Now, where can we get a salary like this...

Now, where can we get a salary like this...

Now, next time your annual review comes around and it's time to talk money with your boss, remember this one thing: according to an economist from the University of Princeton, there's an optimum salary for happiness.

Angus Deaton, who won the Nobel Prize in 2015 for economics - in part for his work on the connection between wealth and happiness - says that there is a 'happiness plateau' above an annual salary of $75,000, or £49,000.

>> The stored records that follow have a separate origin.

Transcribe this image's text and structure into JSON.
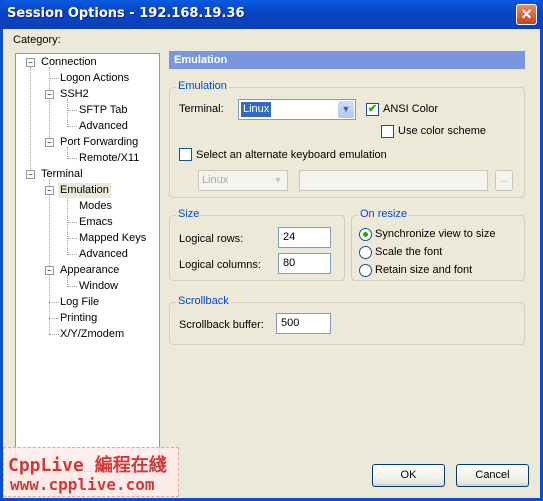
{
  "window": {
    "title": "Session Options - 192.168.19.36"
  },
  "category_label": "Category:",
  "tree": [
    {
      "label": "Connection"
    },
    {
      "label": "Logon Actions"
    },
    {
      "label": "SSH2"
    },
    {
      "label": "SFTP Tab"
    },
    {
      "label": "Advanced"
    },
    {
      "label": "Port Forwarding"
    },
    {
      "label": "Remote/X11"
    },
    {
      "label": "Terminal"
    },
    {
      "label": "Emulation"
    },
    {
      "label": "Modes"
    },
    {
      "label": "Emacs"
    },
    {
      "label": "Mapped Keys"
    },
    {
      "label": "Advanced"
    },
    {
      "label": "Appearance"
    },
    {
      "label": "Window"
    },
    {
      "label": "Log File"
    },
    {
      "label": "Printing"
    },
    {
      "label": "X/Y/Zmodem"
    }
  ],
  "panel_title": "Emulation",
  "emulation": {
    "group_title": "Emulation",
    "terminal_label": "Terminal:",
    "terminal_value": "Linux",
    "ansi_color_label": "ANSI Color",
    "ansi_color_checked": true,
    "use_color_scheme_label": "Use color scheme",
    "use_color_scheme_checked": false,
    "alt_keyboard_label": "Select an alternate keyboard emulation",
    "alt_keyboard_checked": false,
    "alt_keyboard_value": "Linux",
    "browse_label": "..."
  },
  "size": {
    "group_title": "Size",
    "rows_label": "Logical rows:",
    "rows_value": "24",
    "columns_label": "Logical columns:",
    "columns_value": "80"
  },
  "on_resize": {
    "group_title": "On resize",
    "options": [
      "Synchronize view to size",
      "Scale the font",
      "Retain size and font"
    ],
    "selected_index": 0
  },
  "scrollback": {
    "group_title": "Scrollback",
    "buffer_label": "Scrollback buffer:",
    "buffer_value": "500"
  },
  "buttons": {
    "ok": "OK",
    "cancel": "Cancel"
  },
  "watermark": {
    "line1": "CppLive 編程在綫",
    "line2": "www.cpplive.com"
  }
}
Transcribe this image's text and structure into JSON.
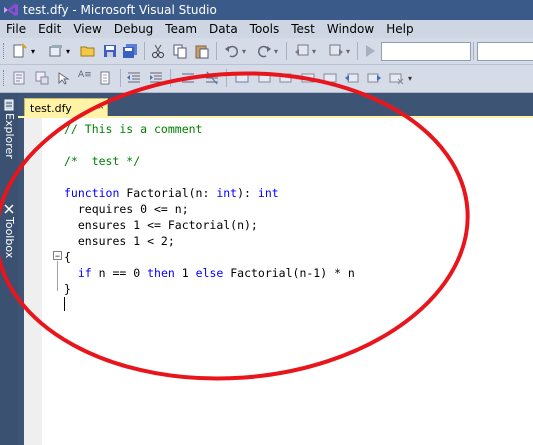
{
  "window": {
    "title": "test.dfy - Microsoft Visual Studio"
  },
  "menu": [
    "File",
    "Edit",
    "View",
    "Debug",
    "Team",
    "Data",
    "Tools",
    "Test",
    "Window",
    "Help"
  ],
  "dock": {
    "server_explorer": "Server Explorer",
    "toolbox": "Toolbox"
  },
  "document_tab": {
    "label": "test.dfy",
    "close": "×"
  },
  "editor": {
    "lines": [
      {
        "parts": [
          {
            "t": "// This is a comment",
            "c": "cm"
          }
        ]
      },
      {
        "parts": []
      },
      {
        "parts": [
          {
            "t": "/*  test */",
            "c": "cm"
          }
        ]
      },
      {
        "parts": []
      },
      {
        "parts": [
          {
            "t": "function",
            "c": "kw"
          },
          {
            "t": " Factorial(n: ",
            "c": ""
          },
          {
            "t": "int",
            "c": "kw"
          },
          {
            "t": "): ",
            "c": ""
          },
          {
            "t": "int",
            "c": "kw"
          }
        ]
      },
      {
        "parts": [
          {
            "t": "  requires 0 <= n;",
            "c": ""
          }
        ]
      },
      {
        "parts": [
          {
            "t": "  ensures 1 <= Factorial(n);",
            "c": ""
          }
        ]
      },
      {
        "parts": [
          {
            "t": "  ensures 1 < 2;",
            "c": ""
          }
        ]
      },
      {
        "parts": [
          {
            "t": "{",
            "c": ""
          }
        ]
      },
      {
        "parts": [
          {
            "t": "  ",
            "c": ""
          },
          {
            "t": "if",
            "c": "kw"
          },
          {
            "t": " n == 0 ",
            "c": ""
          },
          {
            "t": "then",
            "c": "kw"
          },
          {
            "t": " 1 ",
            "c": ""
          },
          {
            "t": "else",
            "c": "kw"
          },
          {
            "t": " Factorial(n-1) * n",
            "c": ""
          }
        ]
      },
      {
        "parts": [
          {
            "t": "}",
            "c": ""
          }
        ]
      }
    ]
  },
  "colors": {
    "annotation_circle": "#e8151c",
    "keyword": "#0000ff",
    "comment": "#008000"
  }
}
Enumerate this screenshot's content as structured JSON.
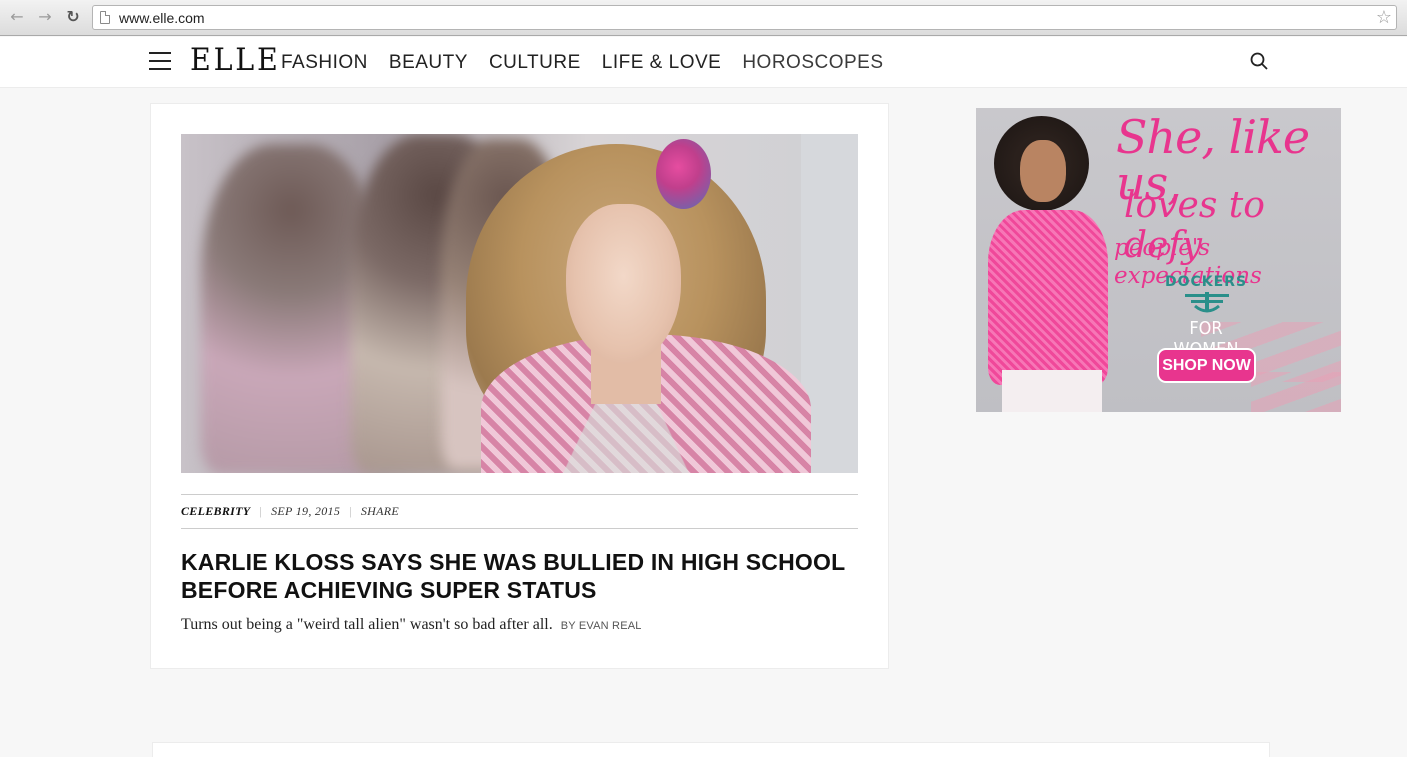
{
  "browser": {
    "url": "www.elle.com",
    "back_icon": "arrow-left-icon",
    "forward_icon": "arrow-right-icon",
    "reload_icon": "reload-icon",
    "star_icon": "star-icon"
  },
  "header": {
    "logo": "ELLE",
    "nav": [
      {
        "label": "FASHION"
      },
      {
        "label": "BEAUTY"
      },
      {
        "label": "CULTURE"
      },
      {
        "label": "LIFE & LOVE"
      },
      {
        "label": "HOROSCOPES"
      }
    ]
  },
  "article": {
    "category": "CELEBRITY",
    "date": "SEP 19, 2015",
    "share": "SHARE",
    "headline": "KARLIE KLOSS SAYS SHE WAS BULLIED IN HIGH SCHOOL BEFORE ACHIEVING SUPER STATUS",
    "dek": "Turns out being a \"weird tall alien\" wasn't so bad after all.",
    "byline": "BY EVAN REAL"
  },
  "ad": {
    "line1": "She, like us,",
    "line2": "loves to defy",
    "line3": "people's expectations",
    "brand": "DOCKERS",
    "sub": "FOR WOMEN",
    "cta": "SHOP NOW",
    "accent": "#e8358e"
  }
}
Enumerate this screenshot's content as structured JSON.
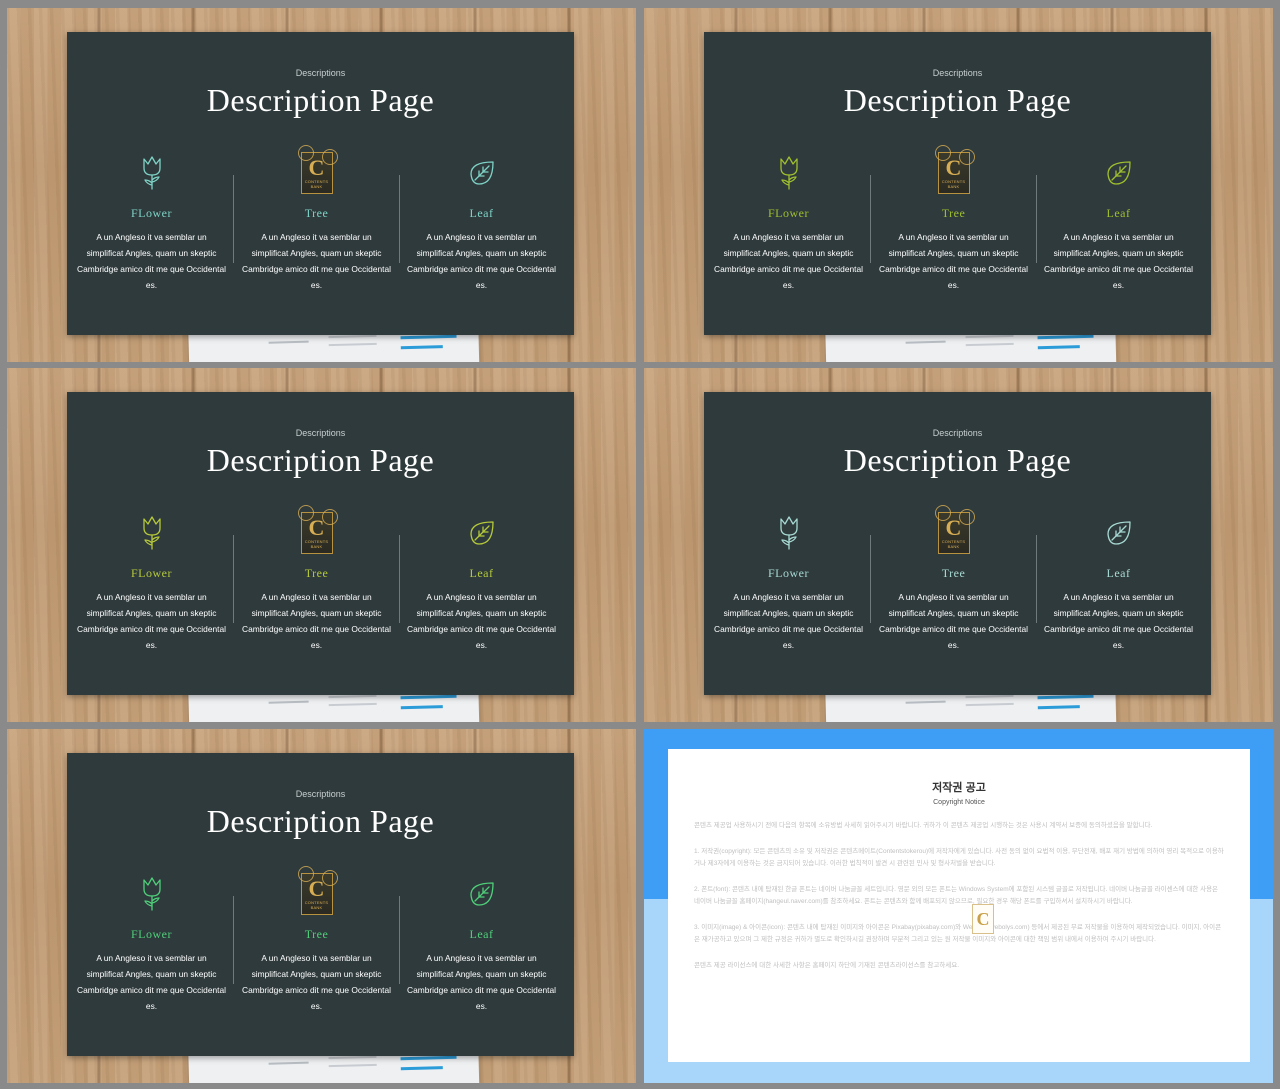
{
  "slides": [
    {
      "kicker": "Descriptions",
      "title": "Description Page",
      "accent": "#7ed3c6",
      "columns": [
        {
          "name": "FLower",
          "icon": "tulip-icon",
          "text": "A un Angleso it va semblar un simplificat Angles, quam un skeptic Cambridge amico dit me que Occidental es."
        },
        {
          "name": "Tree",
          "icon": "contents-logo",
          "text": "A un Angleso it va semblar un simplificat Angles, quam un skeptic Cambridge amico dit me que Occidental es."
        },
        {
          "name": "Leaf",
          "icon": "leaf-icon",
          "text": "A un Angleso it va semblar un simplificat Angles, quam un skeptic Cambridge amico dit me que Occidental es."
        }
      ]
    },
    {
      "kicker": "Descriptions",
      "title": "Description Page",
      "accent": "#9fbf2e",
      "columns": [
        {
          "name": "FLower",
          "icon": "tulip-icon",
          "text": "A un Angleso it va semblar un simplificat Angles, quam un skeptic Cambridge amico dit me que Occidental es."
        },
        {
          "name": "Tree",
          "icon": "contents-logo",
          "text": "A un Angleso it va semblar un simplificat Angles, quam un skeptic Cambridge amico dit me que Occidental es."
        },
        {
          "name": "Leaf",
          "icon": "leaf-icon",
          "text": "A un Angleso it va semblar un simplificat Angles, quam un skeptic Cambridge amico dit me que Occidental es."
        }
      ]
    },
    {
      "kicker": "Descriptions",
      "title": "Description Page",
      "accent": "#b5c93a",
      "columns": [
        {
          "name": "FLower",
          "icon": "tulip-icon",
          "text": "A un Angleso it va semblar un simplificat Angles, quam un skeptic Cambridge amico dit me que Occidental es."
        },
        {
          "name": "Tree",
          "icon": "contents-logo",
          "text": "A un Angleso it va semblar un simplificat Angles, quam un skeptic Cambridge amico dit me que Occidental es."
        },
        {
          "name": "Leaf",
          "icon": "leaf-icon",
          "text": "A un Angleso it va semblar un simplificat Angles, quam un skeptic Cambridge amico dit me que Occidental es."
        }
      ]
    },
    {
      "kicker": "Descriptions",
      "title": "Description Page",
      "accent": "#a7d9d3",
      "columns": [
        {
          "name": "FLower",
          "icon": "tulip-icon",
          "text": "A un Angleso it va semblar un simplificat Angles, quam un skeptic Cambridge amico dit me que Occidental es."
        },
        {
          "name": "Tree",
          "icon": "contents-logo",
          "text": "A un Angleso it va semblar un simplificat Angles, quam un skeptic Cambridge amico dit me que Occidental es."
        },
        {
          "name": "Leaf",
          "icon": "leaf-icon",
          "text": "A un Angleso it va semblar un simplificat Angles, quam un skeptic Cambridge amico dit me que Occidental es."
        }
      ]
    },
    {
      "kicker": "Descriptions",
      "title": "Description Page",
      "accent": "#4fcf7a",
      "columns": [
        {
          "name": "FLower",
          "icon": "tulip-icon",
          "text": "A un Angleso it va semblar un simplificat Angles, quam un skeptic Cambridge amico dit me que Occidental es."
        },
        {
          "name": "Tree",
          "icon": "contents-logo",
          "text": "A un Angleso it va semblar un simplificat Angles, quam un skeptic Cambridge amico dit me que Occidental es."
        },
        {
          "name": "Leaf",
          "icon": "leaf-icon",
          "text": "A un Angleso it va semblar un simplificat Angles, quam un skeptic Cambridge amico dit me que Occidental es."
        }
      ]
    }
  ],
  "copyright": {
    "title": "저작권 공고",
    "subtitle": "Copyright Notice",
    "paragraphs": [
      "콘텐츠 제공업 사용하시기 전에 다음의 항목에 소유방법 사세히 읽어주시기 바랍니다. 귀하가 이 콘텐츠 제공업 시행하는 것은 사용시 계약서 보증에 동의하셨음을 말합니다.",
      "1. 저작권(copyright): 모든 콘텐츠의 소유 및 저작권은 콘텐츠메이트(Contentstokerou)에 저작자에게 있습니다. 사전 동의 없이 요법적 이용, 무단전재, 배포 재기 방법에 의하여 영리 목적으로 이용하거나 제3자에게 이용하는 것은 금지되어 있습니다. 이러한 법칙적이 발견 시 관련된 민사 및 형사처벌을 받습니다.",
      "2. 폰트(font): 콘텐츠 내에 탑재된 한글 폰트는 네이버 나눔글꼴 세트입니다. 영문 외의 모든 폰트는 Windows System에 포함된 시스템 글꼴로 저작됩니다. 네이버 나눔글꼴 라이센스에 대한 사용은 네이버 나눔글꼴 홈페이지(hangeul.naver.com)를 참조하세요. 폰트는 콘텐츠와 함께 배포되지 않으므로, 필요한 경우 해당 폰트를 구입하셔서 설치하시기 바랍니다.",
      "3. 이미지(image) & 아이콘(icon): 콘텐츠 내에 탑재된 이미지와 아이콘은 Pixabay(pixabay.com)와 Webolys(webolys.com) 등에서 제공된 무료 저작물을 이용하여 제작되었습니다. 이미지, 아이콘은 재가공하고 있으며 그 제한 규정은 귀하가 별도로 확인하시길 권장하며 부분적 그리고 있는 원 저작물 이미지와 아이콘에 대한 책임 범위 내에서 이용하여 주시기 바랍니다.",
      "콘텐츠 제공 라이선스에 대한 사세한 사항은 홈페이지 하단에 기재된 콘텐츠라이선스를 참고하세요."
    ],
    "logo_letter": "C"
  },
  "logo": {
    "letter": "C",
    "line1": "CONTENTS",
    "line2": "BANK"
  }
}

Apparently, once your salary goes over this figure, the 'everyday contentment' and 'frequency and intensity of experiences of joy, stress, sadness, anger and affection that make one's life pleasant or unpleasant' don't increase - but what does increase is 'life assessment' and 'the thoughts that people have about their life when they think about it.'

However, if your salary is low, you are more likely to experience heightened emotional pain 'associated with such misfortunes as divorce, ill health and being alone'.

The study, which Deaton carried out with Daniel Kahneman, concluded that 'high income buys life satisfaction but not happiness, and that low income is associated both with low life evalutation and low emotional well-being'.

In other words, money can buy you happiness - to some extent. But only to a certain extent.

As Deaton himself said, 'Giving people more income beyond $75,000 is not going to do much for their daily mood… but it is going to make them feel they have a better life.

'As an economist I tend to think money is good for you, and am pleased to find some evidence for that.'

Maybe this is all the evidence we need to get a huge raise this January?